After 10 years I finally got around to re-decorating my website. One reason was ICFP, where just too many people told me that I don’t look like on my old website any more (which is very true). Another reason was that I was visting my brother, who is very good at web design (check out his portfolio), who could help me a bit.
I wanted something practical and maybe a bit staid, so I drew inspiration from typical Latex typography, and also from Edward Z. Yang’s blog: A serif font (Utopia) for the main body, justified and hyphenated text. Large section headers in a knobbly bold sans-serif font (Latin Modern Sans, which reasonably resembles Computer Modern). To intensify that impression, I put the main text on a white box that lies – like a paper – on the background. As a special gimmic the per-page navigation (or, in the case of the blog, the list of categories) is marked up like a figure in a paper.
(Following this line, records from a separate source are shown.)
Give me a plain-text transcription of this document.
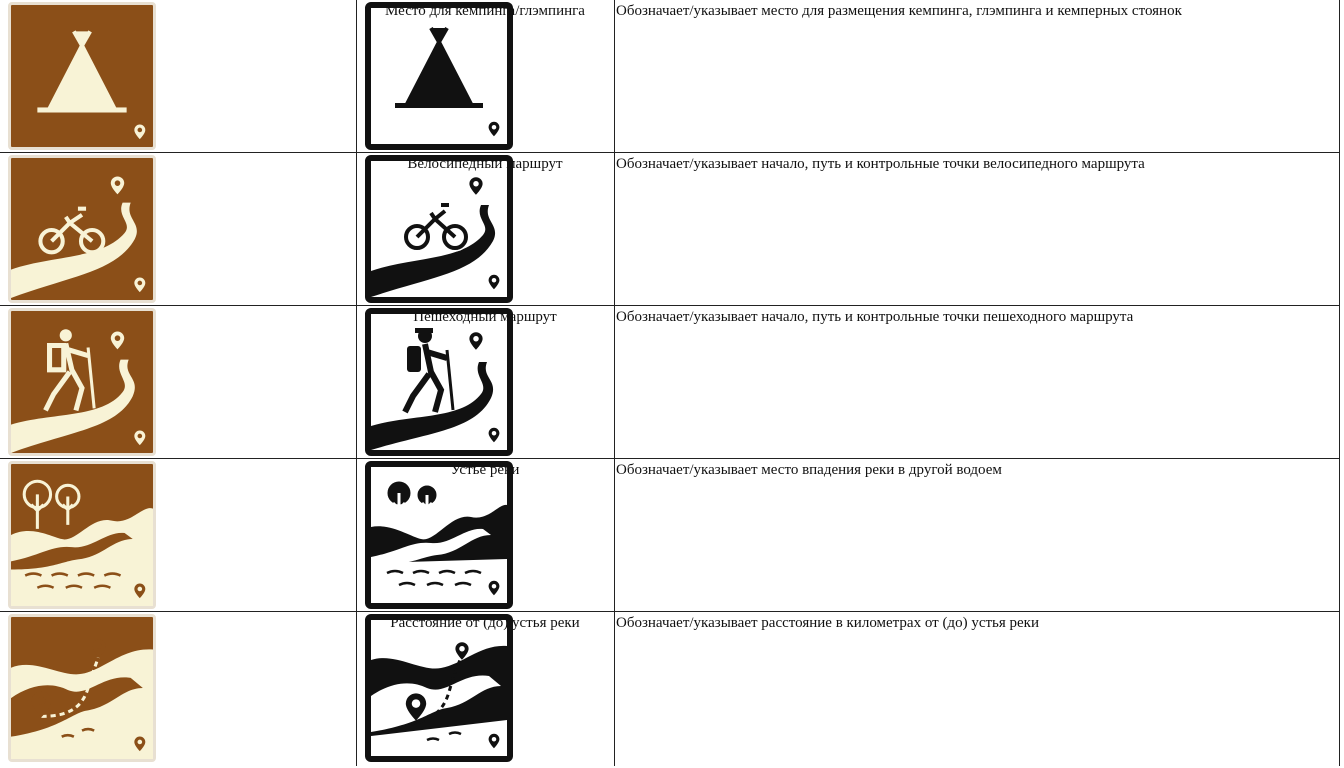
Место для кемпинга/глэмпинга	Обозначает/указывает место для размещения кемпинга, глэмпинга и кемперных стоянок
Велосипедный маршрут	Обозначает/указывает начало, путь и контрольные точки велосипедного маршрута
Пешеходный маршрут	Обозначает/указывает начало, путь и контрольные точки пешеходного маршрута
Устье реки	Обозначает/указывает место впадения реки в другой водоем
Расстояние от (до) устья реки	Обозначает/указывает расстояние в километрах от (до) устья реки
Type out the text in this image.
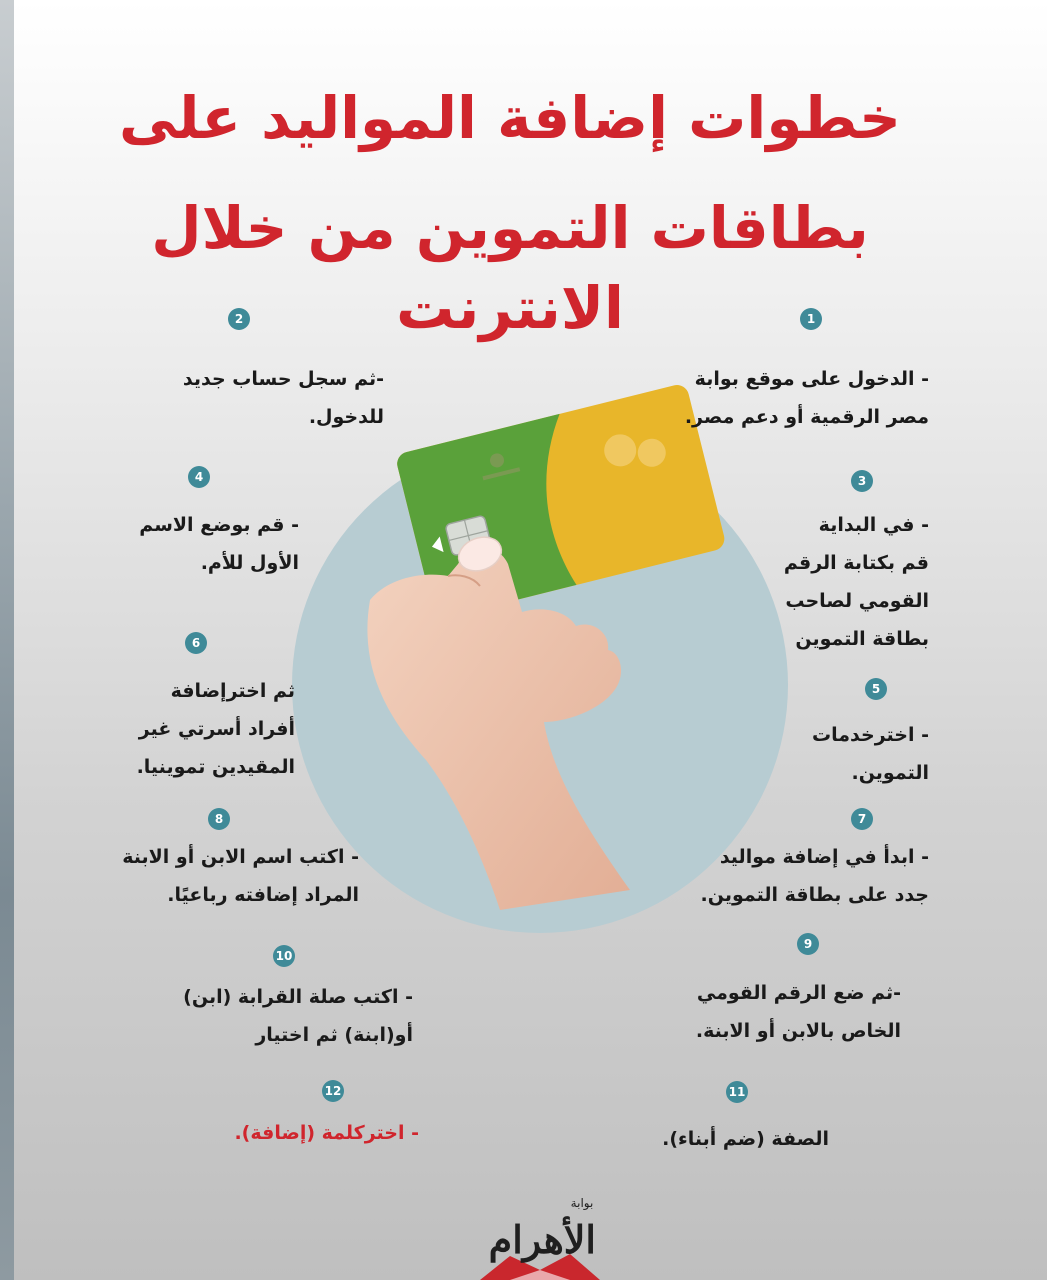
خطوات إضافة المواليد على
بطاقات التموين من خلال الانترنت	1
- الدخول على موقع بوابة
مصر الرقمية أو دعم مصر.
2
-ثم سجل حساب جديد
للدخول.
3
- في البداية
قم بكتابة الرقم
القومي لصاحب
بطاقة التموين
4
- قم بوضع الاسم
الأول للأم.
5
- اخترخدمات
التموين.
6
ثم اخترإضافة
أفراد أسرتي غير
المقيدين تموينيا.
7
- ابدأ في إضافة مواليد
جدد على بطاقة التموين.
8
- اكتب اسم الابن أو الابنة
المراد إضافته رباعيًا.
9
-ثم ضع الرقم القومي
الخاص بالابن أو الابنة.
10
- اكتب صلة القرابة (ابن)
أو(ابنة) ثم اختيار
11
الصفة (ضم أبناء).
12
- اختركلمة (إضافة).
بوابة
الأهرام
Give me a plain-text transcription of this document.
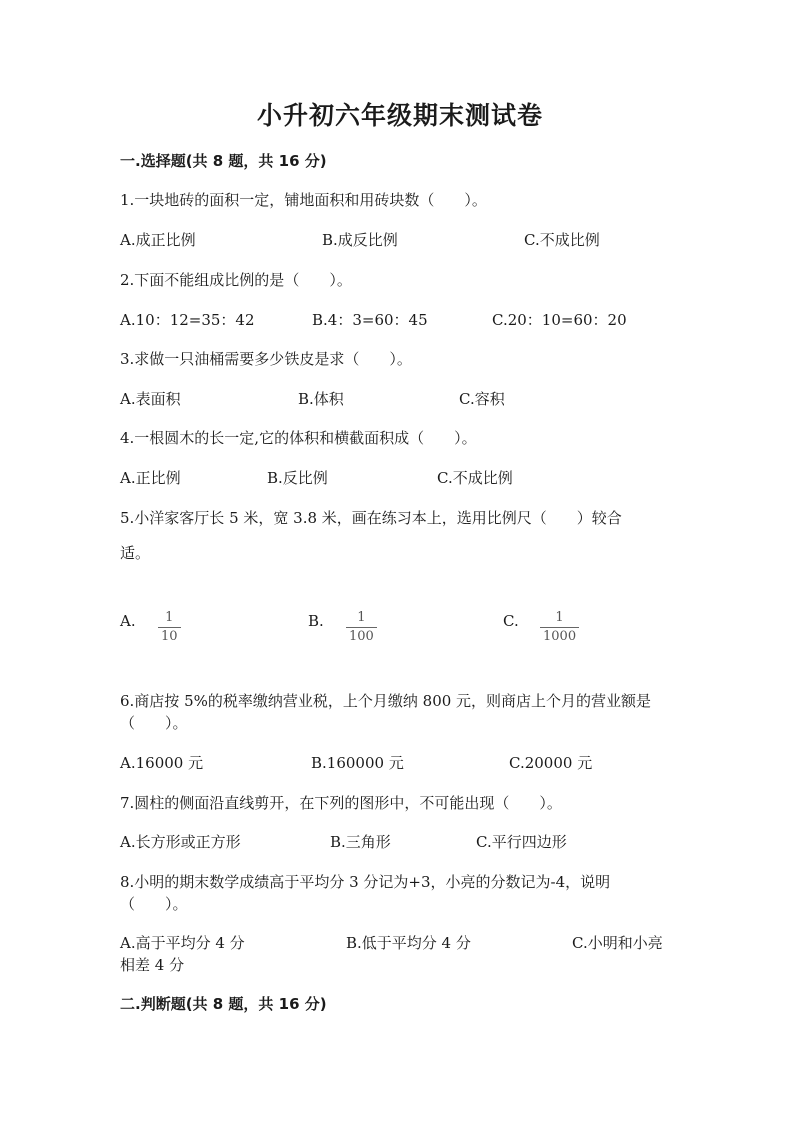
小升初六年级期末测试卷
一.选择题(共 8 题，共 16 分)
1.一块地砖的面积一定，铺地面积和用砖块数（　　）。
A.成正比例	B.成反比例	C.不成比例
2.下面不能组成比例的是（　　）。
A.10：12=35：42	B.4：3=60：45	C.20：10=60：20
3.求做一只油桶需要多少铁皮是求（　　）。
A.表面积	B.体积	C.容积
4.一根圆木的长一定,它的体积和横截面积成（　　）。
A.正比例	B.反比例	C.不成比例
5.小洋家客厅长 5 米，宽 3.8 米，画在练习本上，选用比例尺（　　）较合
适。
A. $\frac{1}{10}$	B. $\frac{1}{100}$	C. $\frac{1}{1000}$
6.商店按 5%的税率缴纳营业税，上个月缴纳 800 元，则商店上个月的营业额是
（　　）。
A.16000 元	B.160000 元	C.20000 元
7.圆柱的侧面沿直线剪开，在下列的图形中，不可能出现（　　）。
A.长方形或正方形	B.三角形	C.平行四边形
8.小明的期末数学成绩高于平均分 3 分记为+3，小亮的分数记为-4，说明
（　　）。
A.高于平均分 4 分	B.低于平均分 4 分	C.小明和小亮
相差 4 分
二.判断题(共 8 题，共 16 分)
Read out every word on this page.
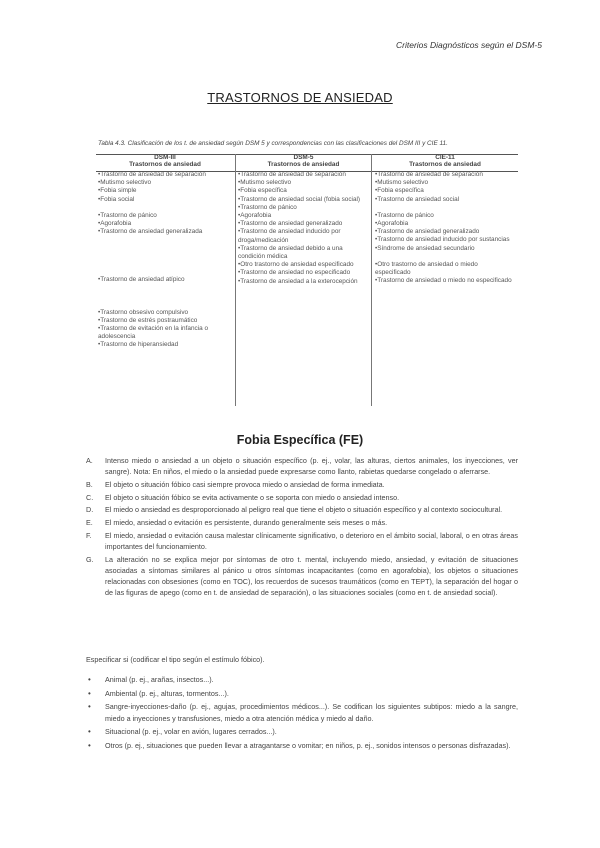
Criterios Diagnósticos según el DSM-5
TRASTORNOS DE ANSIEDAD
Tabla 4.3. Clasificación de los t. de ansiedad según DSM 5 y correspondencias con las clasificaciones del DSM III y CIE 11.
DSM-III
Trastornos de ansiedad
•Trastorno de ansiedad de separación
•Mutismo selectivo
•Fobia simple
•Fobia social
•Trastorno de pánico
•Agorafobia
•Trastorno de ansiedad generalizada
•Trastorno de ansiedad atípico
•Trastorno obsesivo compulsivo
•Trastorno de estrés postraumático
•Trastorno de evitación en la infancia o adolescencia
•Trastorno de hiperansiedad
DSM-5
Trastornos de ansiedad
•Trastorno de ansiedad de separación
•Mutismo selectivo
•Fobia específica
•Trastorno de ansiedad social (fobia social)
•Trastorno de pánico
•Agorafobia
•Trastorno de ansiedad generalizado
•Trastorno de ansiedad inducido por droga/medicación
•Trastorno de ansiedad debido a una condición médica
•Otro trastorno de ansiedad especificado
•Trastorno de ansiedad no especificado
•Trastorno de ansiedad a la exterocepción
CIE-11
Trastornos de ansiedad
•Trastorno de ansiedad de separación
•Mutismo selectivo
•Fobia específica
•Trastorno de ansiedad social
•Trastorno de pánico
•Agorafobia
•Trastorno de ansiedad generalizado
•Trastorno de ansiedad inducido por sustancias
•Síndrome de ansiedad secundario
•Otro trastorno de ansiedad o miedo especificado
•Trastorno de ansiedad o miedo no especificado
Fobia Específica (FE)
A. Intenso miedo o ansiedad a un objeto o situación específico (p. ej., volar, las alturas, ciertos animales, los inyecciones, ver sangre). Nota: En niños, el miedo o la ansiedad puede expresarse como llanto, rabietas quedarse congelado o aferrarse.
B. El objeto o situación fóbico casi siempre provoca miedo o ansiedad de forma inmediata.
C. El objeto o situación fóbico se evita activamente o se soporta con miedo o ansiedad intenso.
D. El miedo o ansiedad es desproporcionado al peligro real que tiene el objeto o situación específico y al contexto sociocultural.
E. El miedo, ansiedad o evitación es persistente, durando generalmente seis meses o más.
F. El miedo, ansiedad o evitación causa malestar clínicamente significativo, o deterioro en el ámbito social, laboral, o en otras áreas importantes del funcionamiento.
G. La alteración no se explica mejor por síntomas de otro t. mental, incluyendo miedo, ansiedad, y evitación de situaciones asociadas a síntomas similares al pánico u otros síntomas incapacitantes (como en agorafobia), los objetos o situaciones relacionadas con obsesiones (como en TOC), los recuerdos de sucesos traumáticos (como en TEPT), la separación del hogar o de las figuras de apego (como en t. de ansiedad de separación), o las situaciones sociales (como en t. de ansiedad social).
Especificar si (codificar el tipo según el estímulo fóbico).
• Animal (p. ej., arañas, insectos...).
• Ambiental (p. ej., alturas, tormentos...).
• Sangre-inyecciones-daño (p. ej., agujas, procedimientos médicos...). Se codifican los siguientes subtipos: miedo a la sangre, miedo a inyecciones y transfusiones, miedo a otra atención médica y miedo al daño.
• Situacional (p. ej., volar en avión, lugares cerrados...).
• Otros (p. ej., situaciones que pueden llevar a atragantarse o vomitar; en niños, p. ej., sonidos intensos o personas disfrazadas).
Of course this would be very dire without a suitable background. I really like the procedural art by Jared Tarbell, espcially substrate and interAggregate. Both have been turned into screensavers shipped with xscreensaver, so I hacked the substrate code to generate a seamless tile and took a screenshot of the result. I could not make up my mind yet how dense it has to be to look good, so I for every page I randomly pick one of six variants randomly for now.
I simplified the navigation a bit. The old News section has been removed recently already. The Links section is gone – I guess link lists on homepages are so 90s. The section Contact and About me are merged and awaiting some cleanup. The link to the satire news Heisse News is demoted to a mention on the Contents section.
This hopefully helps to make the site navigatable on mobile devices (the old homepage was unusable). CSS media queries adjust the layout slightly on narrow screens, and separately for print devices.
Being the nostaltic I am, I still keep the old design, as well as the twodesigns before that, around and commented their history.